La gentilezza di Dio

 

 

Verso le 18:45 sono uscito sul tratturo dietro casa per la passeggiatina serale e pian piano ho raggiunto l’ultimo filare di vite, quello che mio padre chiama “a piantà dea framboea”.

Giunto in testa al campo il vento mi ha avvisato della presenza di viti da cui intenzionalmente non erano stati asportati i grappoli, nella vendemmia di cinque giorni fa.

Trovato con gli occhi ciò che il fiuto aveva presentito, con due dita ho staccato l’acino apicale di uno splendido grappolo, dato che la posizione in carrozzina non mi consentiva di staccarlo intero.
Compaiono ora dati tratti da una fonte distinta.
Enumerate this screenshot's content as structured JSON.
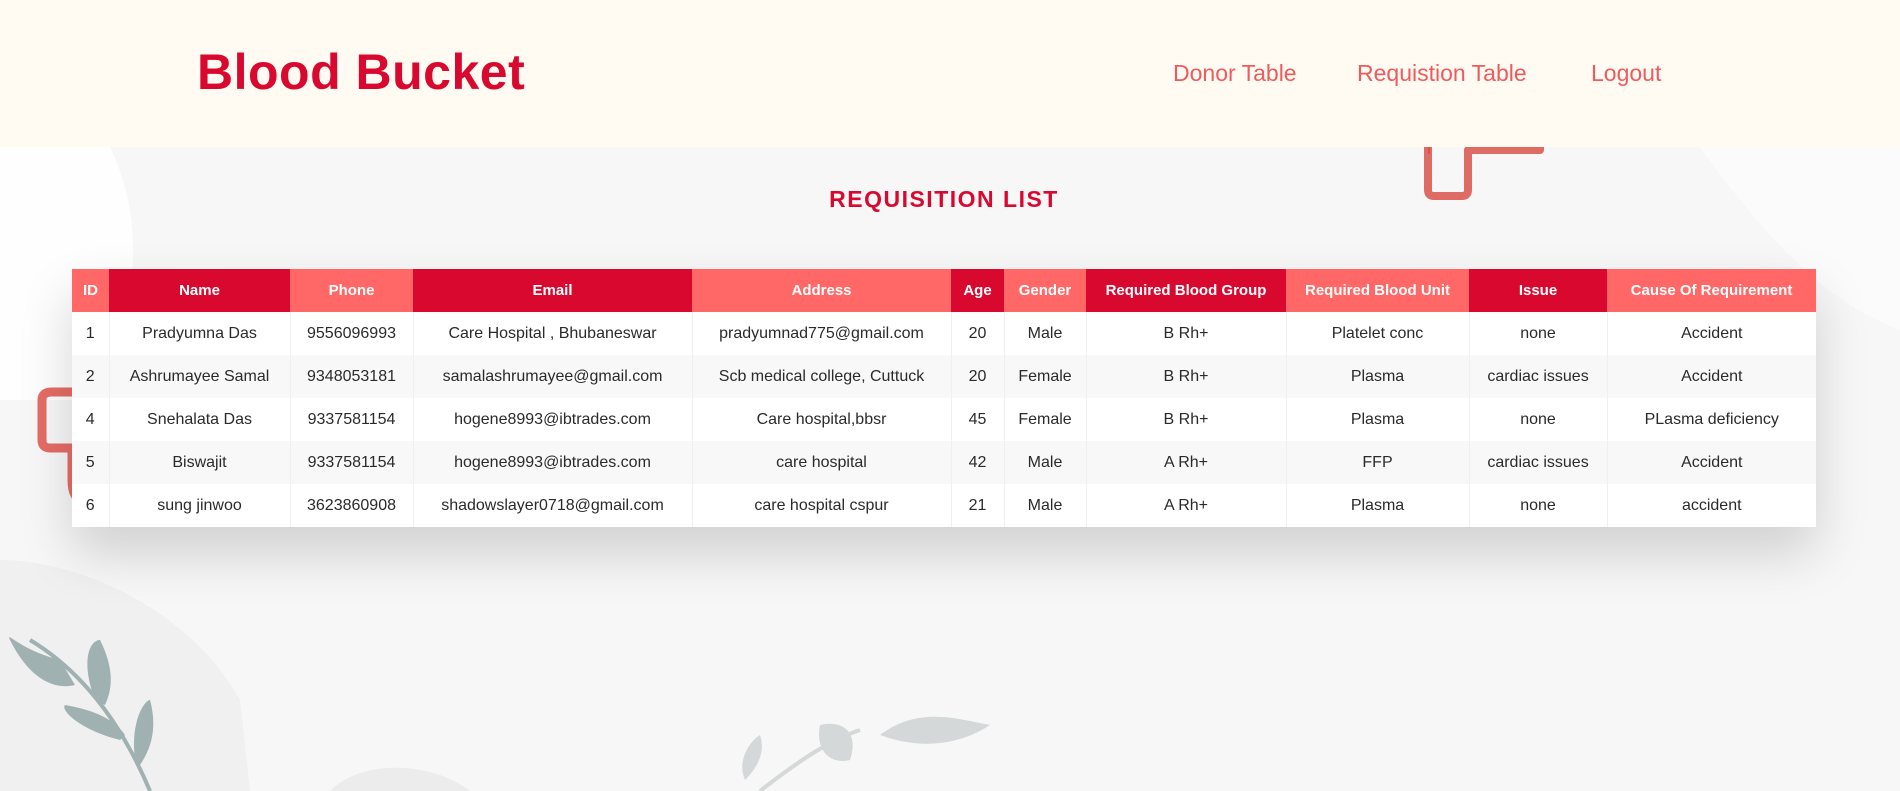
{
  "app": {
    "brand": "Blood Bucket"
  },
  "nav": {
    "items": [
      {
        "label": "Donor Table"
      },
      {
        "label": "Requistion Table"
      },
      {
        "label": "Logout"
      }
    ]
  },
  "page": {
    "title": "REQUISITION LIST"
  },
  "table": {
    "headers": [
      "ID",
      "Name",
      "Phone",
      "Email",
      "Address",
      "Age",
      "Gender",
      "Required Blood Group",
      "Required Blood Unit",
      "Issue",
      "Cause Of Requirement"
    ],
    "rows": [
      [
        "1",
        "Pradyumna Das",
        "9556096993",
        "Care Hospital , Bhubaneswar",
        "pradyumnad775@gmail.com",
        "20",
        "Male",
        "B Rh+",
        "Platelet conc",
        "none",
        "Accident"
      ],
      [
        "2",
        "Ashrumayee Samal",
        "9348053181",
        "samalashrumayee@gmail.com",
        "Scb medical college, Cuttuck",
        "20",
        "Female",
        "B Rh+",
        "Plasma",
        "cardiac issues",
        "Accident"
      ],
      [
        "4",
        "Snehalata Das",
        "9337581154",
        "hogene8993@ibtrades.com",
        "Care hospital,bbsr",
        "45",
        "Female",
        "B Rh+",
        "Plasma",
        "none",
        "PLasma deficiency"
      ],
      [
        "5",
        "Biswajit",
        "9337581154",
        "hogene8993@ibtrades.com",
        "care hospital",
        "42",
        "Male",
        "A Rh+",
        "FFP",
        "cardiac issues",
        "Accident"
      ],
      [
        "6",
        "sung jinwoo",
        "3623860908",
        "shadowslayer0718@gmail.com",
        "care hospital cspur",
        "21",
        "Male",
        "A Rh+",
        "Plasma",
        "none",
        "accident"
      ]
    ]
  },
  "colors": {
    "brand": "#d9082f",
    "nav_link": "#ef5b5d",
    "header_dark": "#d9082f",
    "header_light": "#ff6866",
    "header_bg": "#fffaf2"
  }
}
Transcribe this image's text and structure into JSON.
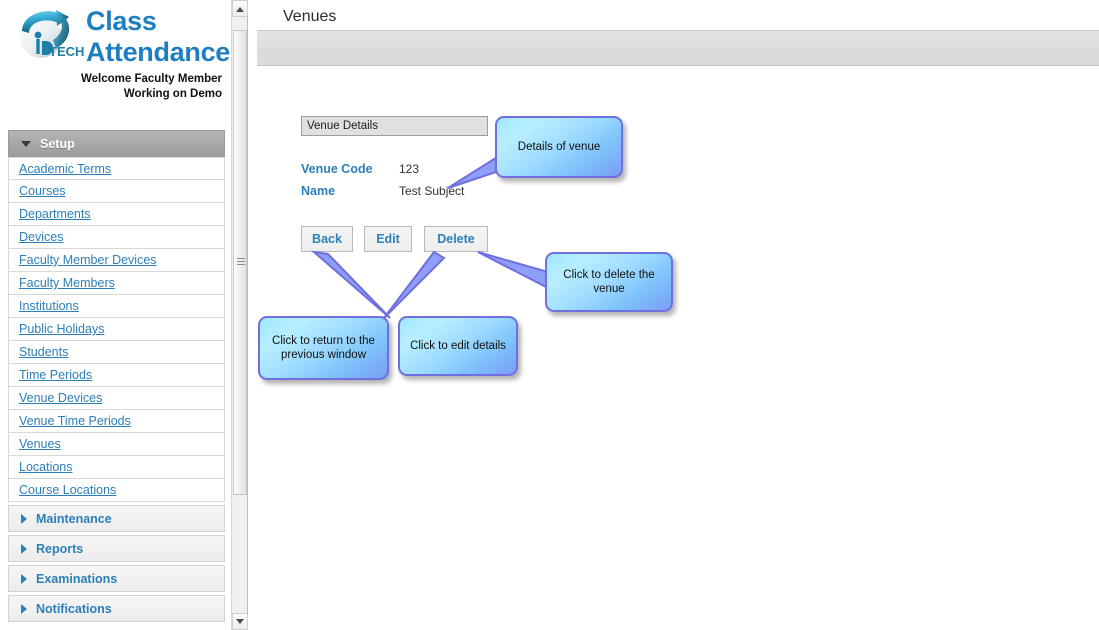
{
  "brand": {
    "line1": "Class",
    "line2": "Attendance",
    "logo_icon": "iptech-logo-icon",
    "logo_mark_text": "TECH",
    "welcome_line1": "Welcome Faculty Member",
    "welcome_line2": "Working on Demo"
  },
  "sidebar": {
    "sections": [
      {
        "label": "Setup",
        "state": "open",
        "icon": "chevron-down-icon",
        "items": [
          {
            "label": "Academic Terms"
          },
          {
            "label": "Courses"
          },
          {
            "label": "Departments"
          },
          {
            "label": "Devices"
          },
          {
            "label": "Faculty Member Devices"
          },
          {
            "label": "Faculty Members"
          },
          {
            "label": "Institutions"
          },
          {
            "label": "Public Holidays"
          },
          {
            "label": "Students"
          },
          {
            "label": "Time Periods"
          },
          {
            "label": "Venue Devices"
          },
          {
            "label": "Venue Time Periods"
          },
          {
            "label": "Venues"
          },
          {
            "label": "Locations"
          },
          {
            "label": "Course Locations"
          }
        ]
      },
      {
        "label": "Maintenance",
        "state": "closed",
        "icon": "chevron-right-icon",
        "items": []
      },
      {
        "label": "Reports",
        "state": "closed",
        "icon": "chevron-right-icon",
        "items": []
      },
      {
        "label": "Examinations",
        "state": "closed",
        "icon": "chevron-right-icon",
        "items": []
      },
      {
        "label": "Notifications",
        "state": "closed",
        "icon": "chevron-right-icon",
        "items": []
      }
    ],
    "scrollbar": {
      "up_icon": "scroll-up-arrow-icon",
      "down_icon": "scroll-down-arrow-icon",
      "grip_icon": "scrollbar-grip-icon"
    }
  },
  "main": {
    "page_title": "Venues",
    "panel_title": "Venue Details",
    "fields": [
      {
        "label": "Venue Code",
        "value": "123"
      },
      {
        "label": "Name",
        "value": "Test Subject"
      }
    ],
    "buttons": [
      {
        "label": "Back"
      },
      {
        "label": "Edit"
      },
      {
        "label": "Delete"
      }
    ]
  },
  "callouts": [
    {
      "id": "details",
      "text": "Details of venue"
    },
    {
      "id": "back",
      "text": "Click to return to the previous window"
    },
    {
      "id": "edit",
      "text": "Click to edit details"
    },
    {
      "id": "delete",
      "text": "Click to delete the venue"
    }
  ],
  "colors": {
    "link_blue": "#2c7fb8",
    "callout_border": "#6f6fe0",
    "callout_fill_top": "#b8eeff",
    "callout_fill_bottom": "#7a9cf5",
    "header_gray": "#dedede",
    "section_open_gray": "#a8a8a8"
  }
}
Gustatane con calma la dolcezza, ho proseguito la mia ispezione lungo il filare. Dopo una ventina di metri sono tornato sulle tracce lasciate dalle ruote e mi sono fermato esattamente di fronte alla vite che qualche minuto prima aveva attirato la mia  attenzione.

Ebbene, proprio in quell’istante, da uno dei tralci, si stacca un grappolino turgido d’acini profumati che va ad arrestarsi su di una biforcazione del tronco, ad altezza accessibile…

Quanto misteriose sono, o Dio, le vie per le quali ci raggiunge ogni giorno il tuo amore di Padre!